— Сложение у тебя, братишка, как у юноши, — говорил Иванов, деловито накладывая на спину горчичник. — Ты словно и не жил. Погоди, ты еще развернешься у нас. У, ты ведь бабник, скрытый бабник; такие самые злые! Ну-ка, привстань. Чего дрожишь?
— У тебя ж пальцы как у мертвяка...— сквозь зубы жаловался Алексей Никитич.
— Терпи, для твоей же пользы! — И вдруг стал догадываться. — Э, а уж не подагра ли у тебя, Алексей?
Оно прозвучало грозно, это слово старости.
С серым лицом и глазами в потолок, Алексей Никитич лежал посреди них, в равной мере удивленный и ослабленный припадком. Боль проходила, и он порывался ехать на крушенье, но его не пустили. Наперебой друзья старались повеселить его. Табунцов делал вид, будто фотографирует его головкой сыра; захмелевший Тютчев поверх одеяла засунул ему под мышку огурец вместо градусника. Алексей Никитич улыбнулся, но слушал иное. Водосточная труба проходила тотчас за окном. Ливень не прекращался. И если вслушаться, получалось, будто в другом конце трубы играет осипший, разбитый патефон...
Он так и не слышал, как все они, кроме Ефима Демина, разошлись по домам.
УТРО
Вот истончается сон, и Курилова будит слабый шелест стружки. Арсентьич чинит окно. Разбухшие от сырости рамы не прикрываются плотно; в непогоду сквознячки разгуливают по квартире. Курилов осторожно двигает плечом: нет, не болит, ничего и не было! Вместе с ночью ушла и боль. Ему досадно на себя за вчерашнюю слабость, — вчерашнее всегда маленькое. Достойна осмеяния болезнь, излеченная двумя пакетиками горчицы. Какая там подагра! Это поганое слово скорее обидело, чем испугало его. Оно связано с представлением о безделье и излишествах, которых он не изведал. Ты соврал, недоучившийся заволжский фельдшер!

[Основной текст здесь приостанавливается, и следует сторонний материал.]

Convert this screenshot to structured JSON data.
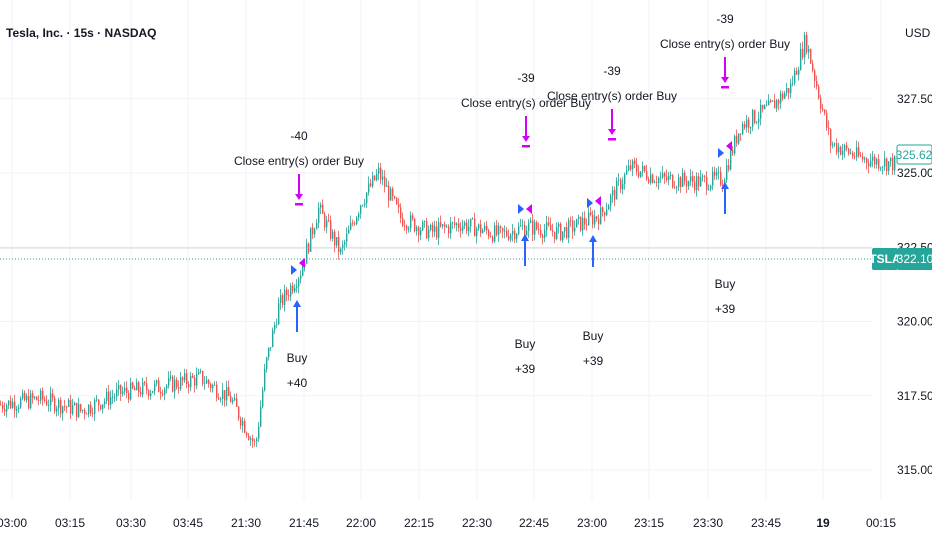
{
  "header": {
    "title": "Tesla, Inc. · 15s · NASDAQ",
    "currency": "USD"
  },
  "price_tags": {
    "last_price": "325.62",
    "symbol": "TSLA",
    "symbol_price": "322.10"
  },
  "colors": {
    "up": "#26a69a",
    "down": "#ef5350",
    "buy": "#2962ff",
    "close": "#d500f9",
    "last_price": "#26a69a",
    "grid": "#f0f3fa"
  },
  "annotations": [
    {
      "kind": "close",
      "label": "Close entry(s) order Buy",
      "qty": "-40"
    },
    {
      "kind": "close",
      "label": "Close entry(s) order Buy",
      "qty": "-39"
    },
    {
      "kind": "close",
      "label": "Close entry(s) order Buy",
      "qty": "-39"
    },
    {
      "kind": "close",
      "label": "Close entry(s) order Buy",
      "qty": "-39"
    },
    {
      "kind": "buy",
      "label": "Buy",
      "qty": "+40"
    },
    {
      "kind": "buy",
      "label": "Buy",
      "qty": "+39"
    },
    {
      "kind": "buy",
      "label": "Buy",
      "qty": "+39"
    },
    {
      "kind": "buy",
      "label": "Buy",
      "qty": "+39"
    }
  ],
  "chart_data": {
    "type": "candlestick",
    "y_ticks": [
      "327.50",
      "325.00",
      "322.50",
      "320.00",
      "317.50",
      "315.00"
    ],
    "x_ticks": [
      "03:00",
      "03:15",
      "03:30",
      "03:45",
      "21:30",
      "21:45",
      "22:00",
      "22:15",
      "22:30",
      "22:45",
      "23:00",
      "23:15",
      "23:30",
      "23:45",
      "19",
      "00:15"
    ],
    "price_waypoints": [
      [
        0,
        317.2
      ],
      [
        40,
        317.4
      ],
      [
        80,
        317.0
      ],
      [
        120,
        317.6
      ],
      [
        160,
        317.8
      ],
      [
        200,
        318.1
      ],
      [
        230,
        317.4
      ],
      [
        255,
        315.8
      ],
      [
        265,
        318.5
      ],
      [
        278,
        320.5
      ],
      [
        300,
        321.7
      ],
      [
        318,
        323.8
      ],
      [
        340,
        322.3
      ],
      [
        360,
        324.0
      ],
      [
        378,
        325.0
      ],
      [
        400,
        323.5
      ],
      [
        430,
        323.0
      ],
      [
        460,
        323.3
      ],
      [
        500,
        322.9
      ],
      [
        525,
        323.2
      ],
      [
        560,
        323.0
      ],
      [
        600,
        323.6
      ],
      [
        630,
        325.2
      ],
      [
        660,
        324.8
      ],
      [
        700,
        324.7
      ],
      [
        722,
        324.8
      ],
      [
        740,
        326.6
      ],
      [
        770,
        327.2
      ],
      [
        790,
        327.9
      ],
      [
        805,
        329.5
      ],
      [
        830,
        326.0
      ],
      [
        860,
        325.5
      ],
      [
        895,
        325.3
      ]
    ]
  }
}
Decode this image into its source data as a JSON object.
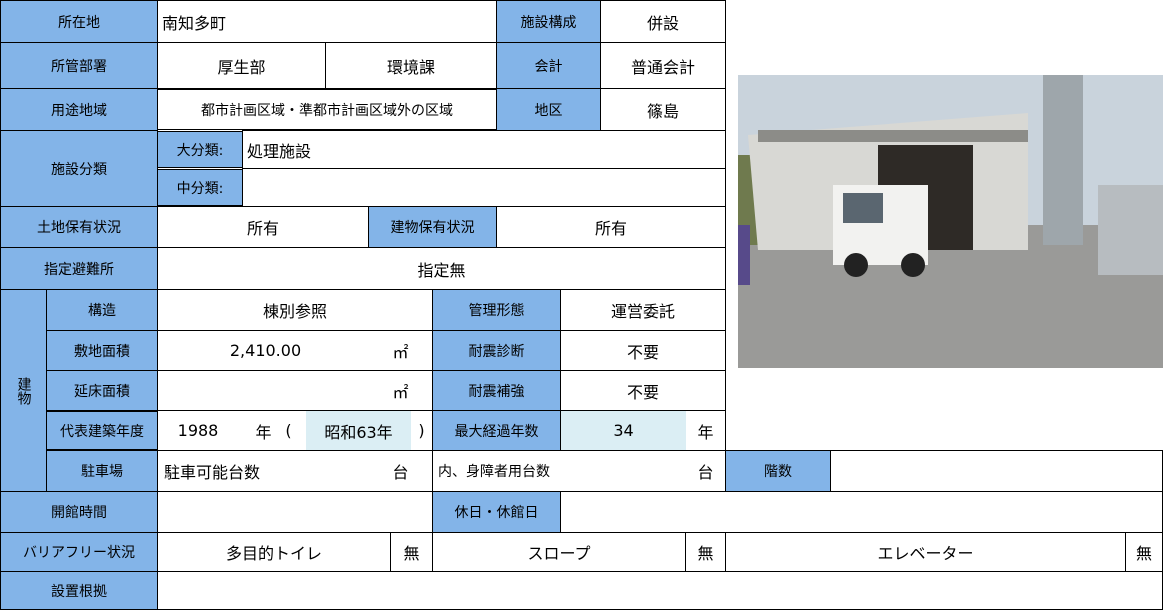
{
  "table": {
    "location_label": "所在地",
    "location": "南知多町",
    "composition_label": "施設構成",
    "composition": "併設",
    "department_label": "所管部署",
    "department": "厚生部",
    "section": "環境課",
    "account_label": "会計",
    "account": "普通会計",
    "zoning_label": "用途地域",
    "zoning": "都市計画区域・準都市計画区域外の区域",
    "district_label": "地区",
    "district": "篠島",
    "classification_label": "施設分類",
    "major_label": "大分類:",
    "major": "処理施設",
    "minor_label": "中分類:",
    "land_label": "土地保有状況",
    "land": "所有",
    "building_own_label": "建物保有状況",
    "building_own": "所有",
    "shelter_label": "指定避難所",
    "shelter": "指定無",
    "building_label": "建物",
    "structure_label": "構造",
    "structure": "棟別参照",
    "management_label": "管理形態",
    "management": "運営委託",
    "site_area_label": "敷地面積",
    "site_area": "2,410.00",
    "area_unit": "㎡",
    "seismic_diag_label": "耐震診断",
    "seismic_diag": "不要",
    "floor_area_label": "延床面積",
    "seismic_retro_label": "耐震補強",
    "seismic_retro": "不要",
    "year_label": "代表建築年度",
    "year": "1988",
    "year_unit": "年",
    "paren_open": "(",
    "era_year": "昭和63年",
    "paren_close": ")",
    "elapsed_label": "最大経過年数",
    "elapsed": "34",
    "elapsed_unit": "年",
    "parking_label": "駐車場",
    "parking_capacity": "駐車可能台数",
    "count_unit": "台",
    "disabled_parking": "内、身障者用台数",
    "floors_label": "階数",
    "hours_label": "開館時間",
    "holiday_label": "休日・休館日",
    "barrier_label": "バリアフリー状況",
    "toilet": "多目的トイレ",
    "toilet_value": "無",
    "slope": "スロープ",
    "slope_value": "無",
    "elevator": "エレベーター",
    "elevator_value": "無",
    "basis_label": "設置根拠"
  }
}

Попросту, здоровье, на которое он никогда не обращал внимания, напоминало о себе. Надо бы не пропустить зимы, купить коньки или съездить на месяц в дом отдыха, хотя бы в ту же Борщню. Заведующий усадьбой клялся, что в голодуху все население окрестных деревень питалось исключительно зайчатиной. То-то бы пострелять! С его слов Алексей Никитич добросовестно изучил топографию местности. Тотчас за бугристым холмом, что, по местной легенде, притащил на себе безвестный разбойник Спирька, на сотню километров распростирается нерубленое чернолесье. Кажется, Тютчев хвастался своим ружьишком?.. И вот воображение ставит Алексея Никитича на лыжи и спускает с крутой и снежной Спирькиной горы, запудривает до макушки снежной пылью и бешено несет к лесу, который сперва пропадает и вдруг в белом вихре вскидывается над головой. Знойко и весело от мокрого холодка, что струится ему за ворот... Раннее утро скупится на краски. Все, лес и поле, по-детски намазано синькой. И даже невысокое зимнее солнце, красное, сплющенное и большое, точно нарисовано ребенком.
...Он открывает глаза. На прибранном столике сверкает свежий хлеб в плетенке и деликатной струйкой бьется из чайника пар. «О Арсентьич, ты как древний Мидас из похвисневской книжки! Ты обращаешь в золото все, к чему протянешь руку. Ты коснулся моей юности, и она зазвенела, как песня. Ты строишь машины и всякие инструменты, которыми человек меняет лицо мира. В годы нэпа ты оживлял омертвевшие станки. Люди от встречи с тобой делаются человечнее и умнее. Ты умеешь не только блюминги и ахтерштевни — ты умеешь жизнь!..» Ладно, что не довел вчерашней речи до конца. Она неминуемо закончилась бы тостом во здравие Океана. Посмеялся бы Арсентьич, Кутенко счел бы Алексея своим союзником. «Други, милые, телесные, живые соратники, самая большая река Океана, куда мы все течем!»
Мигая мне, чтоб я подождал его, он вскакивает и босыми ногами бежит в ванную. Упругая ноябрьская вода скрипит в ладонях; он льет ее нещадно на себя в наказанье за вчерашнее малодушие. (Катеринка всегда бранилась за эти брызги на известковых стенах.) Потом, на правах временной хозяйки, Арсентьич приглашает к столу. Облачась в профессорские очки, старик развертывает газету. В комнате становится светлее. Как всегда, он читает вслух. Япония рыщет по Монголии, Литвинов едет в Америку, французская эскадрилья летит в Москву. И опять ни слова о Катеринке; мертвая, она все еще здесь!